🔭 How can such a large planet orbit such a small star?

A red dwarf star is shaking up current planetary formation models by hosting a gas giant. This discovery challenges our understanding of planet formation around the smallest stars.

Gas giants like Jupiter are common around Sun-like stars but extremely rare around red dwarfs. These less massive stars have less material in their protoplanetary disks, theoretically limiting the formation of large planets. Yet, TOI-6894b, a planet larger than Saturn, orbits a red dwarf twenty times less massive than the Sun.


Edward Bryant's team at the University of Warwick identified TOI-6894b using NASA's TESS satellite. Follow-up observations with the ESPRESSO and SPIRou spectrographs confirmed its mass and size.

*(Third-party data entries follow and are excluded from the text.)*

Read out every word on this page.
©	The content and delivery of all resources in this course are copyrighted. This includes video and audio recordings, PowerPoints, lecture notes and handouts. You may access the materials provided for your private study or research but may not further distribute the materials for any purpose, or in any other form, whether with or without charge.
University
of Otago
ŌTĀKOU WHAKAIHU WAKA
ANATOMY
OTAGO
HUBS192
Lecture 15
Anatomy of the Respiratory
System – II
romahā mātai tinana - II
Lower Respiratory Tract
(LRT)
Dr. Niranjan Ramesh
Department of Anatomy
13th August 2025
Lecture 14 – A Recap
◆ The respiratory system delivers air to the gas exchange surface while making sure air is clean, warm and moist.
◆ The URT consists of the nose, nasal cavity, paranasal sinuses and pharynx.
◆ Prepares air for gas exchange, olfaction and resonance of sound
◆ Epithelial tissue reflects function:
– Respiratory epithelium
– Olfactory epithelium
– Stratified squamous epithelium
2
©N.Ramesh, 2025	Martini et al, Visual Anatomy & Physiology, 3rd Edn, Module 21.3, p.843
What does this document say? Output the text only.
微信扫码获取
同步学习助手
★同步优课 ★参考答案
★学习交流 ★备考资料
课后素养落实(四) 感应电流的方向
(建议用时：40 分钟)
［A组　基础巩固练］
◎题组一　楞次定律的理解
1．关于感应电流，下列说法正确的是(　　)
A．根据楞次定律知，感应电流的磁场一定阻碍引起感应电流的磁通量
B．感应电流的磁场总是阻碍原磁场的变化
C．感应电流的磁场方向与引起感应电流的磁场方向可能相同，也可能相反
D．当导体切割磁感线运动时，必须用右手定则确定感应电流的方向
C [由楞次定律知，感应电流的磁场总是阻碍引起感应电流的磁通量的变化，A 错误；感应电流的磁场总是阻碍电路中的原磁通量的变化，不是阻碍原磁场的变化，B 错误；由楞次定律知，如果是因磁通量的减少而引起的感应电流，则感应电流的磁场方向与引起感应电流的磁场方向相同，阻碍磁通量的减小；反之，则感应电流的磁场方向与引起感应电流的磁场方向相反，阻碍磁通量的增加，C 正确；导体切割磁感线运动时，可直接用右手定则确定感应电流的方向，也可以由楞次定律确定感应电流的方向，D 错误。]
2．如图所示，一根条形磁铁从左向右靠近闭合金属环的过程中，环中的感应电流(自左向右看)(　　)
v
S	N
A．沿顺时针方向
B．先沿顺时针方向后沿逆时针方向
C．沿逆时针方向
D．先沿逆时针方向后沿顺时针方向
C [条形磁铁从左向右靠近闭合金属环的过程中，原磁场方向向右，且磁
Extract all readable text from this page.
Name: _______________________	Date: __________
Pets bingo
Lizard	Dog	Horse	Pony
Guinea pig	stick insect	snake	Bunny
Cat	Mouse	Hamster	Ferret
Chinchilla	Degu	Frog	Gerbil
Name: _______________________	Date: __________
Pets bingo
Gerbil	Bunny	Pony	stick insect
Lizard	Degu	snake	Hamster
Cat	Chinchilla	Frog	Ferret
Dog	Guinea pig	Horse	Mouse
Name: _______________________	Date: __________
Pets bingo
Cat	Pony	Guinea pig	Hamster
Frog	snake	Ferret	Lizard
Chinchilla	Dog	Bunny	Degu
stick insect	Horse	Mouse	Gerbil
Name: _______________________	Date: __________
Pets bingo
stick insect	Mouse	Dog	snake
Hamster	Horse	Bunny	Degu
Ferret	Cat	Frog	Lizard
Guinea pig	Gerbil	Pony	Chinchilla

This discovery, published in Nature Astronomy, raises questions about planetary formation mechanisms.

Two main theories attempt to explain gas giant formation: core accretion and disk instability. The first assumes a solid core forms and then attracts gas, while the second involves direct collapse of the protoplanetary disk. Neither seems to fully explain TOI-6894b's presence around such a low-mass star.

TOI-6894b orbits very close to its star, completing a revolution in 3.37 days. Despite this proximity, its atmospheric temperature remains moderate, around 297°F (147°C), due to the red dwarf's low heat output. This makes it an ideal target for studying exoplanetary atmospheric chemistry.

The James Webb Space Telescope may soon unravel the mystery of TOI-6894b. A proposal to observe its atmosphere has been accepted, aiming to detect molecules like methane or ammonia. This data could reveal whether the planet formed via core accretion or disk instability.

Red dwarfs make up 75% of the Milky Way's stars. Even if only 1.5% of them host gas giants—a scientist's estimate—that could mean millions of planets similar to TOI-6894b. This discovery opens new perspectives in the search for extrasolar worlds.

Why are red dwarfs so interesting for exoplanet research?

Red dwarfs are the most numerous stars in the galaxy, offering a vast field for exoplanet studies. Their low luminosity makes detecting transiting planets like TOI-6894b easier.

These stars have long lifespans, allowing life to develop over immense timescales. In fact, no red dwarf is estimated to have reached the end of its life since the Big Bang. However, their intense magnetic activity may make surrounding planets less habitable.

The discovery of gas giants around red dwarfs expands our understanding of planetary diversity. It shows massive planets can form in environments previously considered unfavorable.

Red dwarfs will remain a prime target for telescopes like James Webb, which can study their planets and atmospheres in detail.